# Introduction to Matplotlib


In [None]:
import numpy as np
import matplotlib.pyplot as plt
import pandas as pd

In [None]:
plot_data_x = np.arange(100)
plot_data_y = np.linspace(0, 10, 100)

In [None]:
plt.plot(plot_data_x)

In [None]:
# PyPlot API
plt.plot(plot_data_x, plot_data_y)

In [None]:
# Object-oriented Interface
fig, ax = plt.subplots()
ax.plot(plot_data_x, plot_data_y)
ax.set(title="Random Integers Plot", xlabel="x", ylabel="y")
fig.savefig("./figures/random-figure.png")

In [None]:
# Line Plot
fig, ax = plt.subplots()
ax.plot(np.square(plot_data_y))

In [None]:
# Scatter Plot

fig, ax = plt.subplots()
ax.scatter(plot_data_y, np.square(plot_data_y))
ax.set(title="Square")

fig, ax = plt.subplots()
ax.scatter(plot_data_y, np.sin(plot_data_y))
ax.set(title="Sine")

In [None]:
# Bar Chart

dict_data = {"Milk": 0.99, "Eggs": 2.99, "Bread": 1.49}

fig, ax = plt.subplots()
ax.bar(dict_data.keys(), dict_data.values())
ax.set(title="Supermarket Prices", xlabel="Product", ylabel="Price")

fig, ax = plt.subplots()
ax.barh(list(dict_data.keys()), list(dict_data.values()))
ax.set(title="Supermarket Prices", xlabel="Price", ylabel="Product")

In [None]:
# Histogram

plot_data_normal = np.random.randn(1000)
fig, ax = plt.subplots()
ax.hist(plot_data_normal)

In [None]:
# Multiple Graphs

fig, ((ax1, ax2), (ax3, ax4)) = plt.subplots(2, 2)
ax1.plot(plot_data_y, np.multiply(plot_data_y, 2))
ax1.set(title="Double")
ax2.plot(plot_data_y, np.square(plot_data_y))
ax2.set(title="Square")
ax3.plot(plot_data_y, np.sin(plot_data_y))
ax3.set(title="Sine")
ax4.plot(plot_data_y, np.cos(plot_data_y))
ax4.set(title="Cosine")

In [None]:
# Graphs from Pandas Series
time_series = pd.Series(
    np.random.randn(365),
    index=pd.date_range("2022-01-01", periods=365),
)
time_series_cum_sum = time_series.cumsum()
time_series_cum_sum.plot()

In [None]:
# Pandas DataFrame Preparation

car_sales = pd.read_csv("./data/car-sales.csv")

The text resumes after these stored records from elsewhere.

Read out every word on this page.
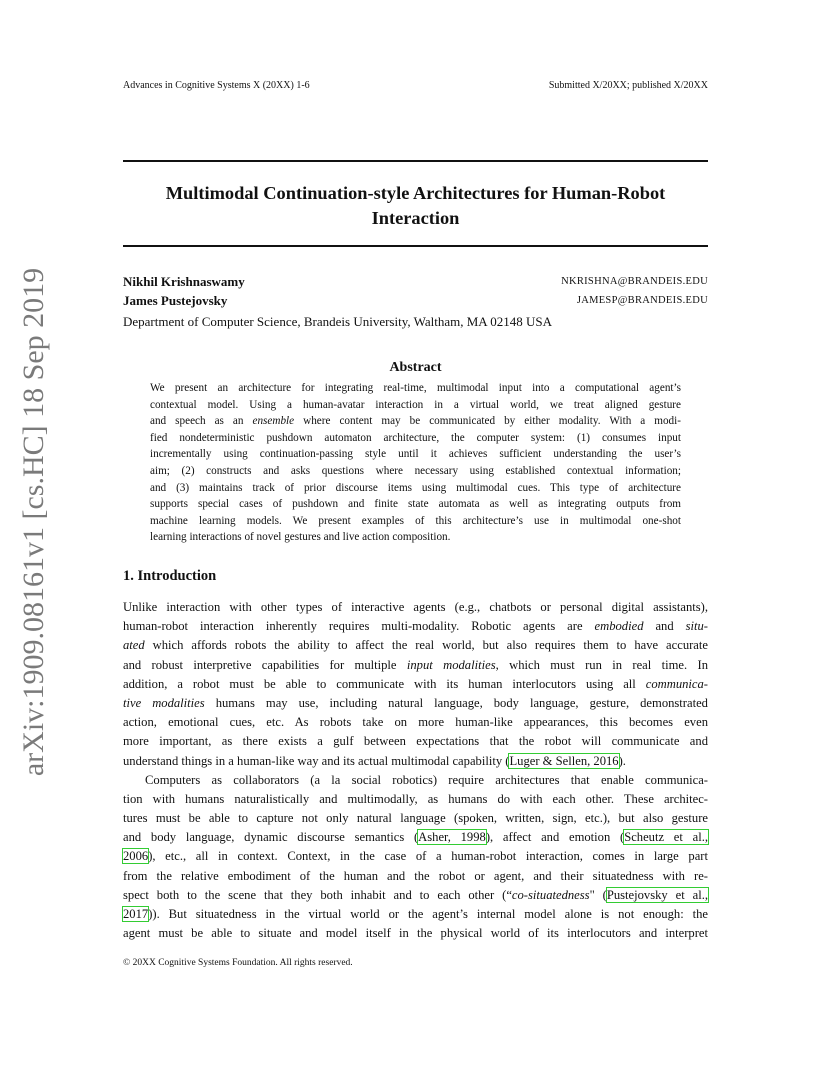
Advances in Cognitive Systems X (20XX) 1-6	Submitted X/20XX; published X/20XX
Multimodal Continuation-style Architectures for Human-Robot
Interaction
Nikhil Krishnaswamy	NKRISHNA@BRANDEIS.EDU
James Pustejovsky	JAMESP@BRANDEIS.EDU
Department of Computer Science, Brandeis University, Waltham, MA 02148 USA
Abstract
We present an architecture for integrating real-time, multimodal input into a computational agent’s
contextual model. Using a human-avatar interaction in a virtual world, we treat aligned gesture
and speech as an ensemble where content may be communicated by either modality. With a modi-
fied nondeterministic pushdown automaton architecture, the computer system: (1) consumes input
incrementally using continuation-passing style until it achieves sufficient understanding the user’s
aim; (2) constructs and asks questions where necessary using established contextual information;
and (3) maintains track of prior discourse items using multimodal cues. This type of architecture
supports special cases of pushdown and finite state automata as well as integrating outputs from
machine learning models. We present examples of this architecture’s use in multimodal one-shot
learning interactions of novel gestures and live action composition.
1. Introduction
Unlike interaction with other types of interactive agents (e.g., chatbots or personal digital assistants),
human-robot interaction inherently requires multi-modality. Robotic agents are embodied and situ-
ated which affords robots the ability to affect the real world, but also requires them to have accurate
and robust interpretive capabilities for multiple input modalities, which must run in real time. In
addition, a robot must be able to communicate with its human interlocutors using all communica-
tive modalities humans may use, including natural language, body language, gesture, demonstrated
action, emotional cues, etc. As robots take on more human-like appearances, this becomes even
more important, as there exists a gulf between expectations that the robot will communicate and
understand things in a human-like way and its actual multimodal capability (Luger & Sellen, 2016).
Computers as collaborators (a la social robotics) require architectures that enable communica-
tion with humans naturalistically and multimodally, as humans do with each other. These architec-
tures must be able to capture not only natural language (spoken, written, sign, etc.), but also gesture
and body language, dynamic discourse semantics (Asher, 1998), affect and emotion (Scheutz et al.,
2006), etc., all in context. Context, in the case of a human-robot interaction, comes in large part
from the relative embodiment of the human and the robot or agent, and their situatedness with re-
spect both to the scene that they both inhabit and to each other (“co-situatedness" (Pustejovsky et al.,
2017)). But situatedness in the virtual world or the agent’s internal model alone is not enough: the
agent must be able to situate and model itself in the physical world of its interlocutors and interpret
© 20XX Cognitive Systems Foundation. All rights reserved.
arXiv:1909.08161v1 [cs.HC] 18 Sep 2019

car_sales["Odometer (KM)"].fillna(car_sales["Odometer (KM)"].mean(), inplace=True)
car_sales["Odometer (KM)"] = car_sales["Odometer (KM)"].round(0).astype(int)

car_sales["Doors"].fillna(round(car_sales["Doors"].mean()), inplace=True)
car_sales["Doors"] = car_sales["Doors"].round(0).astype(int)

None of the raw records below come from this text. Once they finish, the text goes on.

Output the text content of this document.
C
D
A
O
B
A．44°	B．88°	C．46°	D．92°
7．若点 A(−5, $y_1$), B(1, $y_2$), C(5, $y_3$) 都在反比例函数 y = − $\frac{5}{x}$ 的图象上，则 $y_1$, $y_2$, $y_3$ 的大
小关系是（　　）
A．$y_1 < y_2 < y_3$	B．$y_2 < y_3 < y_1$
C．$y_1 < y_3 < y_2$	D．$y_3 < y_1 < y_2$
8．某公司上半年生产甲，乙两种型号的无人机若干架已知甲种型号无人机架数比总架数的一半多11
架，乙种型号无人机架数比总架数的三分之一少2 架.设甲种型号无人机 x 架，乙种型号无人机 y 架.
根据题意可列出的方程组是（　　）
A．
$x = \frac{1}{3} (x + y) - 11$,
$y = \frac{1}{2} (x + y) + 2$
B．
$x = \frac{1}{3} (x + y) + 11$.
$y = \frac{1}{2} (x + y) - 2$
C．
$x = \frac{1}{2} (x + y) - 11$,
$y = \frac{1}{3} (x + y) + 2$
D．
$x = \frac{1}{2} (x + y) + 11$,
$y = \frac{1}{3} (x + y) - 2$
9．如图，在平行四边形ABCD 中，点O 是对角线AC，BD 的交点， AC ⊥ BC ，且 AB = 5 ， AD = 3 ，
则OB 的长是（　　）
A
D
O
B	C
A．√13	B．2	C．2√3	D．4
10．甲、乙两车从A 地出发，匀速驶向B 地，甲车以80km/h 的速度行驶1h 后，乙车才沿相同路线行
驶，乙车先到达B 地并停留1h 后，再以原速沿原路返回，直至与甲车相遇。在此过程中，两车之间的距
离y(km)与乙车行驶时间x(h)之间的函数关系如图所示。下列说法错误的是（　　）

car_sales["Price"] = car_sales["Price"].replace("[\$,]", "", regex=True).astype(float)
car_sales["Price"].fillna(car_sales["Price"].mean(), inplace=True)
car_sales["Price"] = car_sales["Price"].round(0).astype(int)

car_sales["Registration Date"] = pd.date_range("2023-01-01", periods=len(car_sales))

car_sales["Cumulative Sales"] = car_sales["Price"].cumsum()

In [None]:
# Pandas DataFrame Line Chart

car_sales.plot.line(
    title="Cumulative Sales",
    x="Registration Date",
    y="Cumulative Sales",
    xlabel="Date",
    ylabel="Sales",
)

In [None]:
# Pandas DataFram Scatter Chart

car_sales.plot.scatter(
    title="Price by Odometer",
    x="Odometer (KM)",
    y="Price",
    xlabel="Price",
    ylabel="Odometer (KM)",
)

In [None]:
# Pandas DataFrame grouped Bar Chart

car_sales.groupby("Make")["Price"].mean().plot.bar()